Looking it up, the only suggestion I found was to run sc.hadoopConfiguration.set("fs.s3a.endpoint", "s3-us-east-2.amazonaws.com") before trying to load the text file. This had no effect (identical stack trace).

nchammas commented 6 years ago

Some debugging questions:

  1. If you flintrock login to the cluster and run aws s3 ls s3://qtest11/ from there, what do you get?
  2. Do you see hadoop-aws mentioned when you start up the Spark shell?
  3. Can you confirm that spark/conf/spark-defaults.conf on the cluster exists, and if so can you paste the contents here?
qwertystop commented 6 years ago
  1. Looks fine.

    $ aws s3 ls s3://qtest11/
    2018-03-16 19:47:52        382 realestate.txt
  2. hadoop-aws appears twice, near the top:

    $ spark-shell 
    Ivy Default Cache set to: /home/ec2-user/.ivy2/cache
    The jars for the packages stored in: /home/ec2-user/.ivy2/jars
    :: loading settings :: url = jar:file:/home/ec2-user/spark/jars/ivy-2.4.0.jar!/org/apache/ivy/core/settings/ivysettings.xml
    org.apache.hadoop#hadoop-aws added as a dependency
    :: resolving dependencies :: org.apache.spark#spark-submit-parent;1.0
    confs: [default]
    found org.apache.hadoop#hadoop-aws;2.7.3 in central
  3. That conf file exists; it has one line:

    
    spark.jars.packages    org.apache.hadoop:hadoop-aws:2.7.3
nchammas commented 6 years ago

Looks like us-east-2 only supports V4 signatures, in which case this answer should help.

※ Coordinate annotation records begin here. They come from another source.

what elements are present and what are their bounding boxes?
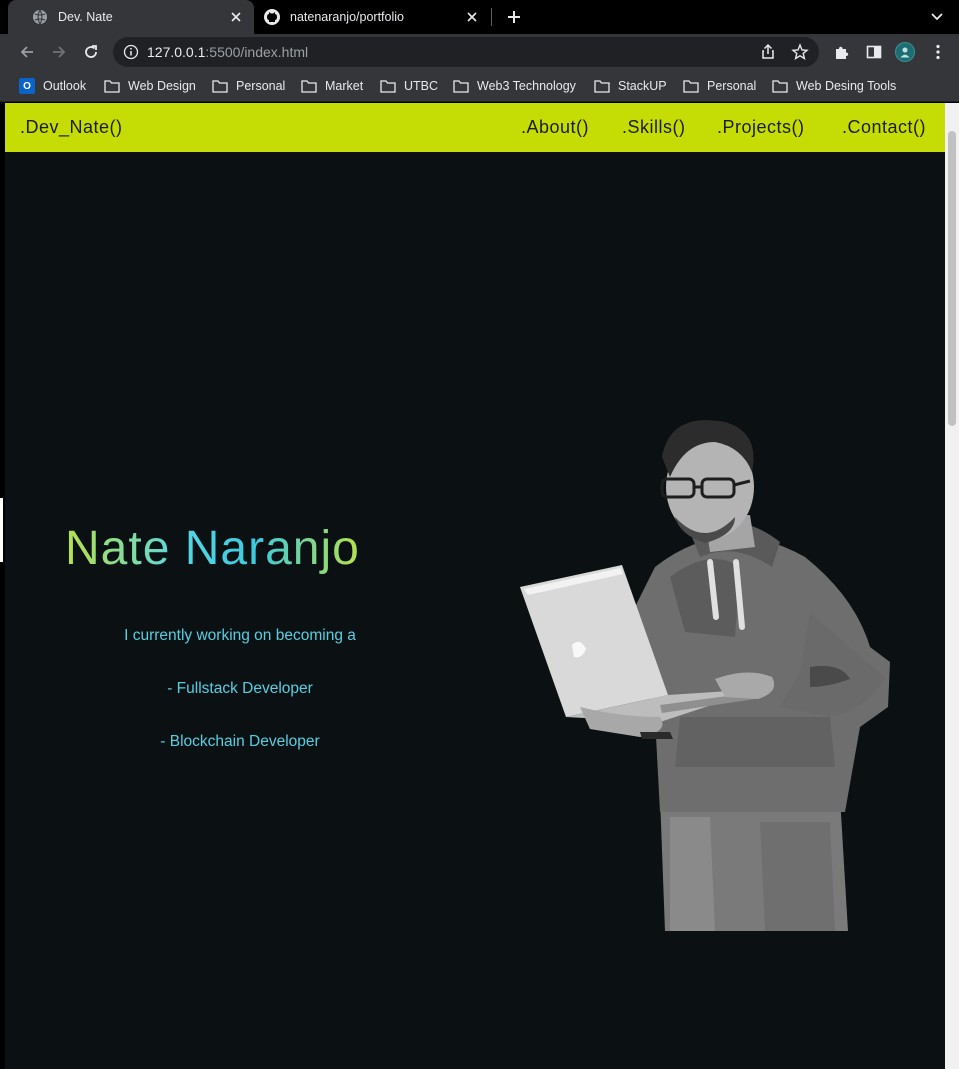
bookmark-label: Personal: [707, 79, 757, 93]
scrollbar-thumb[interactable]: [948, 131, 956, 426]
menu-kebab-icon[interactable]: [928, 42, 948, 62]
hero-portrait-image: [520, 420, 890, 931]
tab-separator: [491, 8, 492, 26]
github-icon: [264, 9, 280, 25]
new-tab-button[interactable]: [503, 6, 525, 28]
chevron-down-icon[interactable]: [927, 8, 947, 26]
share-icon[interactable]: [759, 43, 777, 61]
bookmarks-bar: O Outlook Web Design Personal Market UTB…: [0, 70, 959, 102]
folder-icon: [453, 79, 469, 93]
folder-icon: [380, 79, 396, 93]
bookmark-label: UTBC: [404, 79, 439, 93]
bookmark-utbc[interactable]: UTBC: [380, 76, 438, 96]
tab-strip: Dev. Nate natenaranjo/portfolio: [0, 0, 959, 34]
bookmark-personal-2[interactable]: Personal: [683, 76, 756, 96]
bookmark-outlook[interactable]: O Outlook: [19, 76, 86, 96]
hero-intro-text: I currently working on becoming a: [124, 627, 356, 644]
nav-about-link[interactable]: .About(): [521, 117, 589, 138]
bookmark-label: StackUP: [618, 79, 667, 93]
folder-icon: [683, 79, 699, 93]
page-viewport: .Dev_Nate() .About() .Skills() .Projects…: [5, 103, 945, 1069]
bookmark-label: Web Desing Tools: [796, 79, 897, 93]
hero-name: Nate Naranjo: [65, 522, 360, 575]
page-scrollbar[interactable]: [945, 103, 959, 1069]
folder-icon: [212, 79, 228, 93]
star-icon[interactable]: [791, 43, 809, 61]
hero-role-fullstack: - Fullstack Developer: [167, 680, 313, 697]
profile-avatar-icon[interactable]: [895, 42, 915, 62]
bookmark-web3-technology[interactable]: Web3 Technology: [453, 76, 576, 96]
folder-icon: [772, 79, 788, 93]
globe-icon: [32, 9, 48, 25]
site-navbar: .Dev_Nate() .About() .Skills() .Projects…: [5, 103, 945, 152]
bookmark-market[interactable]: Market: [301, 76, 363, 96]
bookmark-label: Market: [325, 79, 364, 93]
back-button[interactable]: [15, 40, 39, 64]
tab-title: Dev. Nate: [58, 10, 113, 24]
close-tab-icon[interactable]: [464, 9, 480, 25]
folder-icon: [301, 79, 317, 93]
tab-github-portfolio[interactable]: natenaranjo/portfolio: [240, 0, 490, 34]
tab-title: natenaranjo/portfolio: [290, 10, 404, 24]
extensions-puzzle-icon[interactable]: [832, 42, 852, 62]
nav-projects-link[interactable]: .Projects(): [717, 117, 805, 138]
nav-contact-link[interactable]: .Contact(): [842, 117, 926, 138]
window-edge-handle: [0, 498, 3, 562]
bookmark-label: Outlook: [43, 79, 87, 93]
outlook-icon: O: [19, 78, 35, 94]
folder-icon: [104, 79, 120, 93]
bookmark-web-desing-tools[interactable]: Web Desing Tools: [772, 76, 896, 96]
info-icon[interactable]: [123, 44, 139, 60]
bookmark-personal[interactable]: Personal: [212, 76, 285, 96]
site-brand-link[interactable]: .Dev_Nate(): [20, 117, 123, 138]
nav-skills-link[interactable]: .Skills(): [622, 117, 686, 138]
tab-dev-nate[interactable]: Dev. Nate: [8, 0, 254, 34]
bookmark-label: Web3 Technology: [477, 79, 576, 93]
bookmark-label: Web Design: [128, 79, 196, 93]
side-panel-icon[interactable]: [864, 42, 884, 62]
browser-toolbar: 127.0.0.1:5500/index.html: [0, 34, 959, 70]
hero-role-blockchain: - Blockchain Developer: [160, 733, 320, 750]
bookmark-stackup[interactable]: StackUP: [594, 76, 667, 96]
forward-button[interactable]: [47, 40, 71, 64]
reload-button[interactable]: [79, 40, 103, 64]
url-text: 127.0.0.1:5500/index.html: [147, 44, 309, 60]
address-bar[interactable]: 127.0.0.1:5500/index.html: [113, 37, 819, 67]
bookmark-web-design[interactable]: Web Design: [104, 76, 196, 96]
bookmark-label: Personal: [236, 79, 286, 93]
folder-icon: [594, 79, 610, 93]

nchammas commented 6 years ago

And if it does help, then I'm not sure there is anything I can do here. I suppose I could add a warning to the README about this, but there must be so many little gotchas like this I'm not sure it makes sense to try to address them here.

qwertystop commented 6 years ago

Yeah, doesn't really look like it's on you to fix. Thanks for finding it anyway. Though that answer isn't working – but again, not on you.

nchammas commented 6 years ago

But let's get to the bottom of the issue here regardless. Can you list all the settings you've added? It looks like you need to set fs.s3a.endpoint and com.amazonaws.services.s3.enableV4 at the very least. How are you setting the latter?

qwertystop commented 6 years ago
scala> System.setProperty("com.amazonaws.services.s3.enableV4", "true")
scala> System.setProperty("fs.s3a.endpoint", "s3-us-east-2.amazonaws.com")

as suggested by that SO post.

nchammas commented 6 years ago

I think fs.s3a.endpoint needs to be set via hadoopConfiguration. Does that change anything?

qwertystop commented 6 years ago

Yep, that makes it work. Thanks for helping a novice through things.

nchammas commented 6 years ago

OK great! Glad we found a solution.